Defendants had been ordered to deliver up to the Claimant hard copies of documents containing confidential information and to permanently delete from their computer systems all other copies, with the exception of privileged material. Privileged material was to have been destroyed or handed over to the Defendants' solicitors whereupon it would be placed into secure storage.

In spite of this order, no delivery up occurred. The Claimant duly sought an order that, unless the Defendants complied, the Defence should be struck out and they should not be allowed to participate in the detailed assessments of the Claimant's costs of the summary judgment application.
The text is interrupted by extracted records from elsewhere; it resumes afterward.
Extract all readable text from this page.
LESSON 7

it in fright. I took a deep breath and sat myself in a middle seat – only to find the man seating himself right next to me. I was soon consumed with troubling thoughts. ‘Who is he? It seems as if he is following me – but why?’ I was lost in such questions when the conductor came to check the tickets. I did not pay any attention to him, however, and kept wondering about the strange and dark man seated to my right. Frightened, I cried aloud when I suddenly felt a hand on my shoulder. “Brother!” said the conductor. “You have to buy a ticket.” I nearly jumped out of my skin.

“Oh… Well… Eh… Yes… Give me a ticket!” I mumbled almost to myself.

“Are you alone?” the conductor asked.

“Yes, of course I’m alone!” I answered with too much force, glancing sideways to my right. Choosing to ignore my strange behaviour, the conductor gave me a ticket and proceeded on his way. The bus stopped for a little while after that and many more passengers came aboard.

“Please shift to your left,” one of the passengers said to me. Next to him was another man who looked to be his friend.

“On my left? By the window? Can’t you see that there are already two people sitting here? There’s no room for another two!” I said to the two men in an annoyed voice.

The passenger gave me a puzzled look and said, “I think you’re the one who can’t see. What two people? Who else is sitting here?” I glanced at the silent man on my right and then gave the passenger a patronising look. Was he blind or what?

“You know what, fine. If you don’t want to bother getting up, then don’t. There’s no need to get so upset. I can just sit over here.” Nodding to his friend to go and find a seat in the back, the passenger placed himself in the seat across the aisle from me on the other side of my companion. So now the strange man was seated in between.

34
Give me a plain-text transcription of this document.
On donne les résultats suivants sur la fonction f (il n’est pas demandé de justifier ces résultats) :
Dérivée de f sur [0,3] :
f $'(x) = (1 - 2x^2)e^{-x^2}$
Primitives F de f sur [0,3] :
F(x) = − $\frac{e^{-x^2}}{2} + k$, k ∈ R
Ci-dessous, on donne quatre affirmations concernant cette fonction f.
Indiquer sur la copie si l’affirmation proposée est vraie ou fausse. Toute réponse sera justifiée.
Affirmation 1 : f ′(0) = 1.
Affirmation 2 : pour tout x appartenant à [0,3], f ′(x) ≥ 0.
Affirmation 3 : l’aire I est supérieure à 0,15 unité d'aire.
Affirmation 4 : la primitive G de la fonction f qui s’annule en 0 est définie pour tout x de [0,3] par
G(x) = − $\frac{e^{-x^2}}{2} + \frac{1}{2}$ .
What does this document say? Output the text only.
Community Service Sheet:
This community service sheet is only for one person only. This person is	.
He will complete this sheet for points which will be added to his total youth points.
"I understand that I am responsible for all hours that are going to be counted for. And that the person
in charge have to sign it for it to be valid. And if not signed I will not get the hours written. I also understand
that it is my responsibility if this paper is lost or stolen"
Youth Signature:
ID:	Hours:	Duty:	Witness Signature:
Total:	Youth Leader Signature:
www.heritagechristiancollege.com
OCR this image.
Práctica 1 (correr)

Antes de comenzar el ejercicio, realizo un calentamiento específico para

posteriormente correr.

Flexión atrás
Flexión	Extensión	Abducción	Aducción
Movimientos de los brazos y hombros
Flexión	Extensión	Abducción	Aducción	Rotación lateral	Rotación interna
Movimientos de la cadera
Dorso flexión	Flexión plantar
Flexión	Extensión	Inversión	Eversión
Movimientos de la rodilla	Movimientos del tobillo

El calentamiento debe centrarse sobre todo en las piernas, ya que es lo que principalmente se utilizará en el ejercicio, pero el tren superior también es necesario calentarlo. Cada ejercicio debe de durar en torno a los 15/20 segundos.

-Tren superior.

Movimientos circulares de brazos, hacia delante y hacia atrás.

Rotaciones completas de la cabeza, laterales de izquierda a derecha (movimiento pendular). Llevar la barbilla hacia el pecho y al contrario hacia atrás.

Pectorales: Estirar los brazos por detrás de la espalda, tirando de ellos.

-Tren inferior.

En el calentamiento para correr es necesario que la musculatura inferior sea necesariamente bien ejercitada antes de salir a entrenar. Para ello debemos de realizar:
The key issue addressed by the Court was with respect to those documents held by the Defendants' Counsel, which, the Defendants argued, were privileged because they had originally been provided as part of Counsel's instructions.

The Court held that where such documents consisted of pre-existing documents, the only scope for the privilege exemption to apply would be in relation to actual annotations made by Counsel. As such, the appropriate modus operandi was for such documents to be returned to the Claimant with the annotations redacted.

The Defendants, however, argued that annotations should include 'underlining or highlighting'. The Court held that 'underlining or highlighting' does not in itself give rise to privilege. Citing Lyell v Kennedy (No 3) (1884) LR 27 Ch D 1, the Court considered the appropriate test to be whether or not markings would "give a clue" to the trend of advice being proffered and, save in very specific circumstances, one would not be able to draw any inference as to the trend of advice from mere 'underlining or highlighting'.

The Defendants further argued that because some pages had not been annotated by Counsel, the absence of annotations would give a clue as to the significance being given to such pages. The Court rejected this argument – an unmarked page cannot reveal anything to a reader other than its contents. Unmarked pages could only be considered privileged if there had been a process of selection with regard to these documents (e.g. if they had been selected from a public register). The documents in this case did not come into the Defendants' possession by a process of selection.

The Court duly ordered the delivery up, but did not grant the Unless Order due to the great amount of material involved.